A tangential email discussion with Simon U. has highlighted a long-standing
matter that some tools in the base R distribution are outdated, but that
so many examples and other tools may use them that they cannot be deprecated.

The examples that I am most familiar with concern optimization and nonlinear
least squares, but other workers will surely be able to suggest cases elsewhere.
I was the source (in Pascal) of Nelder-Mead, BFGS and CG algorithms in optim().
BFGS is still mostly competitive, and Nelder-Mead is useful for initial 
exploration
of an optimization problem, but CG was never very good, right from the mid-1970s
well before it was interfaced to R. By contrast Rcgmin works rather well
considering how similar it is in nature to CG. Yet I continue to see use and
even recommendations of these tools in inappropriate circumstances.

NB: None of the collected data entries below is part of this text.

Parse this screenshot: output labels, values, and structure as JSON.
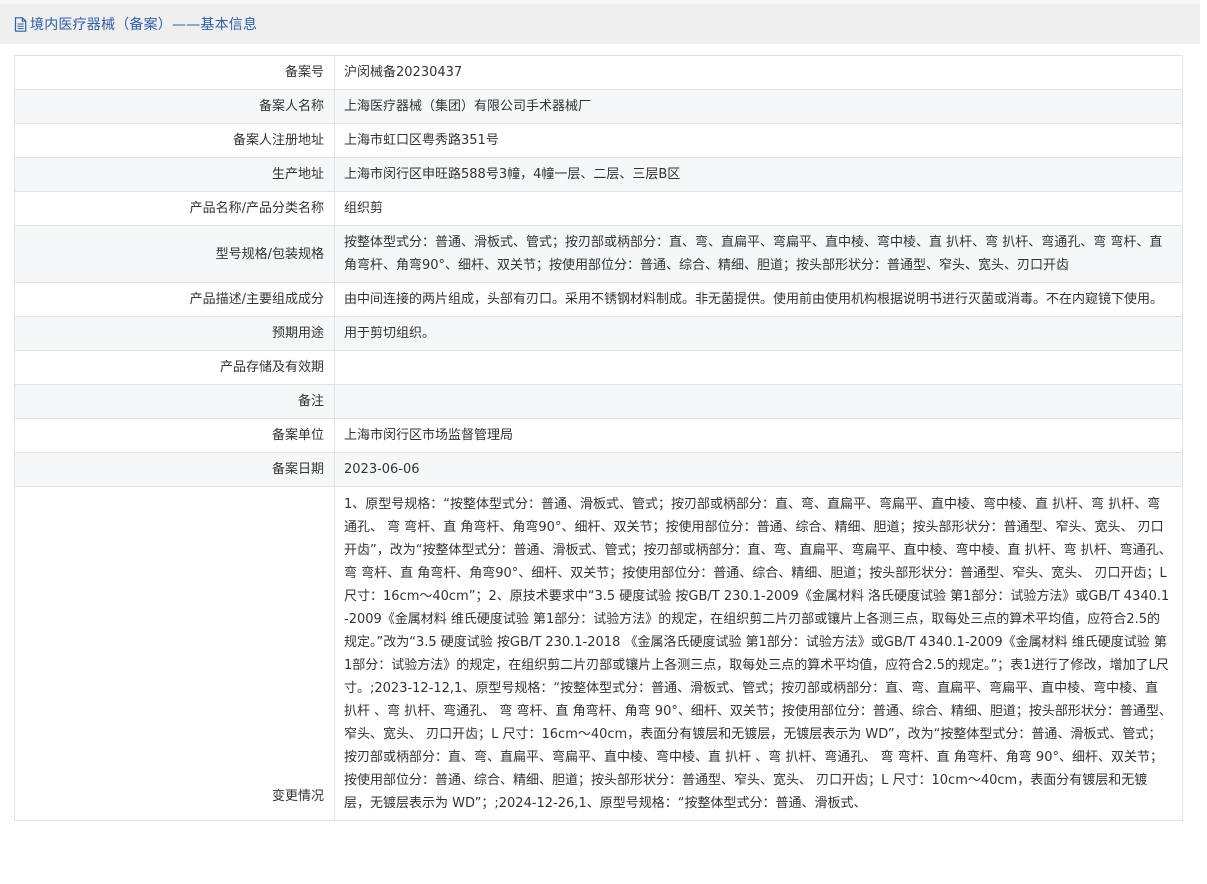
{
  "header": {
    "title": "境内医疗器械（备案）——基本信息",
    "icon": "document-icon"
  },
  "rows": [
    {
      "label": "备案号",
      "value": "沪闵械备20230437"
    },
    {
      "label": "备案人名称",
      "value": "上海医疗器械（集团）有限公司手术器械厂"
    },
    {
      "label": "备案人注册地址",
      "value": "上海市虹口区粤秀路351号"
    },
    {
      "label": "生产地址",
      "value": "上海市闵行区申旺路588号3幢，4幢一层、二层、三层B区"
    },
    {
      "label": "产品名称/产品分类名称",
      "value": "组织剪"
    },
    {
      "label": "型号规格/包装规格",
      "value": "按整体型式分：普通、滑板式、管式；按刃部或柄部分：直、弯、直扁平、弯扁平、直中棱、弯中棱、直 扒杆、弯 扒杆、弯通孔、弯 弯杆、直 角弯杆、角弯90°、细杆、双关节；按使用部位分：普通、综合、精细、胆道；按头部形状分：普通型、窄头、宽头、刃口开齿"
    },
    {
      "label": "产品描述/主要组成成分",
      "value": "由中间连接的两片组成，头部有刃口。采用不锈钢材料制成。非无菌提供。使用前由使用机构根据说明书进行灭菌或消毒。不在内窥镜下使用。"
    },
    {
      "label": "预期用途",
      "value": "用于剪切组织。"
    },
    {
      "label": "产品存储及有效期",
      "value": ""
    },
    {
      "label": "备注",
      "value": ""
    },
    {
      "label": "备案单位",
      "value": "上海市闵行区市场监督管理局"
    },
    {
      "label": "备案日期",
      "value": "2023-06-06"
    }
  ],
  "change": {
    "label": "变更情况",
    "value": "1、原型号规格：“按整体型式分：普通、滑板式、管式；按刃部或柄部分：直、弯、直扁平、弯扁平、直中棱、弯中棱、直 扒杆、弯 扒杆、弯通孔、 弯 弯杆、直 角弯杆、角弯90°、细杆、双关节；按使用部位分：普通、综合、精细、胆道；按头部形状分：普通型、窄头、宽头、 刃口开齿”，改为“按整体型式分：普通、滑板式、管式；按刃部或柄部分：直、弯、直扁平、弯扁平、直中棱、弯中棱、直 扒杆、弯 扒杆、弯通孔、 弯 弯杆、直 角弯杆、角弯90°、细杆、双关节；按使用部位分：普通、综合、精细、胆道；按头部形状分：普通型、窄头、宽头、 刃口开齿；L尺寸：16cm～40cm”；2、原技术要求中“3.5 硬度试验 按GB/T 230.1-2009《金属材料 洛氏硬度试验 第1部分：试验方法》或GB/T 4340.1-2009《金属材料 维氏硬度试验 第1部分：试验方法》的规定，在组织剪二片刃部或镶片上各测三点，取每处三点的算术平均值，应符合2.5的规定。”改为“3.5 硬度试验 按GB/T 230.1-2018 《金属洛氏硬度试验 第1部分：试验方法》或GB/T 4340.1-2009《金属材料 维氏硬度试验 第1部分：试验方法》的规定，在组织剪二片刃部或镶片上各测三点，取每处三点的算术平均值，应符合2.5的规定。”；表1进行了修改，增加了L尺寸。;2023-12-12,1、原型号规格：“按整体型式分：普通、滑板式、管式；按刃部或柄部分：直、弯、直扁平、弯扁平、直中棱、弯中棱、直 扒杆 、弯 扒杆、弯通孔、 弯 弯杆、直 角弯杆、角弯 90°、细杆、双关节；按使用部位分：普通、综合、精细、胆道；按头部形状分：普通型、窄头、宽头、 刃口开齿；L 尺寸：16cm～40cm，表面分有镀层和无镀层，无镀层表示为 WD”，改为“按整体型式分：普通、滑板式、管式；按刃部或柄部分：直、弯、直扁平、弯扁平、直中棱、弯中棱、直 扒杆 、弯 扒杆、弯通孔、 弯 弯杆、直 角弯杆、角弯 90°、细杆、双关节；按使用部位分：普通、综合、精细、胆道；按头部形状分：普通型、窄头、宽头、 刃口开齿；L 尺寸：10cm～40cm，表面分有镀层和无镀层，无镀层表示为 WD”；;2024-12-26,1、原型号规格：“按整体型式分：普通、滑板式、"
  }
}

Given that it would break too many other packages and examples to drop the
existing tools, should we at least add short notes in the man (.Rd) pages?
I'm thinking of something like

   optim() has methods that are dated. Users are urged to consider suggestions
   from ...

and point to references and/or an appropriate Task View, which could, of course,
be in the references.

I have no idea what steps are needed to make such edits to the man pages. Would
R-core need to be directly involved, or could one or two trusted R developers
be given privileges to seek advice on and implement such modest documentation
additions?  FWIW, I'm willing to participate in such an effort, which I believe
would help users to use appropriate and up-to-date tools.